Tho­re­aus kur­ze Ge­stalt zeig­te hän­gen­de Schul­tern und eine auf­fal­lend fla­che Brust. Sei­ne Ge­sichts­far­be war hell, die Stirn nicht be­son­ders hoch oder breit, aber voll Ener­gie. Die Au­gen wa­ren tief­blau, sei­ne Lip­pen et­was vor­ste­hend. In spä­te­ren Jah­ren trug er einen Voll­bart. Sei­ne Sin­ne wa­ren wun­der­bar aus­ge­bil­det. Sie wa­ren ihm die Ein­gangs­pfor­ten zur See­le. Er hielt sie of­fen und un­be­fleckt. Er sah eine Was­ser­li­lie oder ein Was­ser­läu­fe­r­in­sekt in Ent­fer­nun­gen, wo kein an­de­rer sie zu er­bli­cken ver­moch­te. Er roch den Dampf ei­ner Ta­baks­pfei­fe oft eine Vier­tel­mei­le weit. Er konn­te in der tiefs­ten Dun­kel­heit den Weg durch die Wäl­der fin­den. Es war ihm ein leich­tes, die Höhe ei­nes Bau­mes mit den Au­gen ge­nau zu mes­sen. Das Ge­wicht ei­nes Schwei­nes oder ei­ner Kuh konn­te er an­ge­ben wie ein Vieh­händ­ler. Die Ent­fer­nung wuß­te er zu schät­zen wie ein In­dia­ner. Der schlech­te Ge­ruch, den nachts die Wohn­häu­ser aus­strö­men, war ihm zu­wi­der. Täg­lich lehr­te ihn die Na­tur Neu­es. Bur­roughs sagt mit Recht: »Tho­reau er­forsch­te nicht so sehr die Na­tur wie das Über­na­tür­li­che; er schau­te nicht die Na­tur an, son­dern durch sie hin­durch, dar­um mach­te er im na­tur­wis­sen­schaft­li­chen Sin­ne auch kei­ne großen Ent­de­ckun­gen.« Al­ler­dings: er be­ob­ach­te­te jede Blu­me, je­den Vo­gel, die Amei­se so gut wie die Bi­sam­rat­te oder das Mur­mel­tier. Er fühlt mit er­star­ren­dem Fin­ger durch den Schnee nach Pflan­zen und un­ter­sucht sie un­ter dem Was­ser­spie­gel. Er scheut kei­ne Mühe, die wie­der­keh­ren­den Was­ser­vö­gel zu be­lau­schen und kriecht des­we­gen über Hü­gel und Sümp­fe. Aber hin­ter all die­sen Beo­b­ach­tun­gen und Tat­sa­chen sieht er die kos­mi­schen Ge­set­ze. Er ist be­trübt, wenn er er­kennt, daß kein Mensch flink ge­nug ist, um bei der »ers­ten Früh­lings­stun­de zu­ge­gen zu sein«. Et­was wie »Grö­ße« kennt er nicht. Der Wal­den­teich ist ihm ein klei­ner Ozean und der at­lan­ti­sche Ozean ein großer Wal­den­teich. Alle sei­ne Beo­b­ach­tun­gen trägt er in sein Ta­ge­buch ein. Er hat ein Ver­zeich­nis der Pflan­zen, die an ei­nem be­stimm­ten Tage blü­hen wer­den. Was­ser­li­li­en, Gen­ti­an und Im­mer­grün er­freu­en sich sei­ner be­son­de­ren Vor­lie­be. Er ent­zückt sich am Echo, »an des Wal­des Stim­me«. Mit Be­trüb­nis sieht er, wie man über­all die Bäu­me fällt. Gott­lob! Die Wol­ken am Him­mel konn­te man ihm nicht ab­ha­cken!

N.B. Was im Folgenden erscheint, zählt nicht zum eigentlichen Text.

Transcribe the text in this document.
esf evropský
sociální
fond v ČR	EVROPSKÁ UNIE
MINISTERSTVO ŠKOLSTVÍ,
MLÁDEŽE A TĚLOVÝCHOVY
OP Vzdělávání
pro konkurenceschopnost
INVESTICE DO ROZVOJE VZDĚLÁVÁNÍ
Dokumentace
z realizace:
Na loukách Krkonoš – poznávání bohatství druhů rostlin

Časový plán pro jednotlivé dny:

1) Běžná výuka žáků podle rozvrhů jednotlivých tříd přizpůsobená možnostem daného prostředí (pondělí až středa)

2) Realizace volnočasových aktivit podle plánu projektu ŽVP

Mit den Tie­ren stand er auf fast eben­so ver­trau­tem Fuße. Hö­ren wir, was Emer­son dar­über sagt: »Tho­reau konn­te un­be­weg­lich stun­den­lang auf ei­nem Fel­sen sit­zen blei­ben, bis die Tie­re, die vor ihm ge­flo­hen wa­ren, Vo­gel, Rep­til oder Fisch, zu­rück­kehr­ten und ihre Ge­wohn­hei­ten wie­der auf­nah­men, ja, von Neu­gier ge­trie­ben, nä­her ka­men, um ihn zu be­ob­ach­ten.« Wir wür­den es kaum glau­ben, wenn nicht Emer­son es wäre, der wei­ter­hin sagt: »Schlan­gen wan­den sich um sei­ne Bei­ne, die Fi­sche schwam­men auf ihn zu, und lie­ßen sich von ihm aus dem Was­ser neh­men, die Vö­gel setz­ten sich auf sei­ne Schul­tern (oder auf das Holz, das er in sei­nen Ar­men zur Hüt­te trug) und Eich­hörn­chen lie­fen ihm über die Füße, wenn das ge­ra­de der nächs­te Weg war.« Die Erde war für ihn kein Ge­gen­stand kal­ter Beo­b­ach­tun­gen, son­dern ein großes, le­ben­des We­sen, und al­les, was sie ge­bar, lieb­te er. »Gott, ich dan­ke Dir,« schreibt er in sein Ta­ge­buch, »ich bin Dei­ner Gna­de un­wür­dig. Und doch ist die Welt für mich ver­gol­det, hohe Fei­er­ta­ge sind mir be­rei­tet und mit Blu­men ist mein Pfad be­streut! O, hal­te mei­ne Sin­ne rein!« … Die ein­fachs­ten Töne wa­ren ihm die schöns­te Mu­sik. Das Bel­len ei­nes Hun­des in der Nacht, ja selbst das Sum­men ei­nes Te­le­gra­phen­drah­tes konn­te ihn poe­tisch in­spi­rie­ren. Wenn der Sturm­wind um sei­ne Hüt­te braus­te, er­klan­gen ihm Sym­pho­ni­en, und wenn vom Dorf her lei­se die Klän­ge ei­ner Har­mo­ni­ka zu ihm her­über­schall­ten, war er die­sem Spiel­mann dank­bar, weil er fühl­te, daß durch des­sen Mu­sik sei­ne Exis­tenz ver­tieft wur­de. Man denkt un­will­kür­lich an Nietz­sches Wort: »Wie we­nig ge­hört zum Glücke: Der Ton ei­nes Du­del­sacks« …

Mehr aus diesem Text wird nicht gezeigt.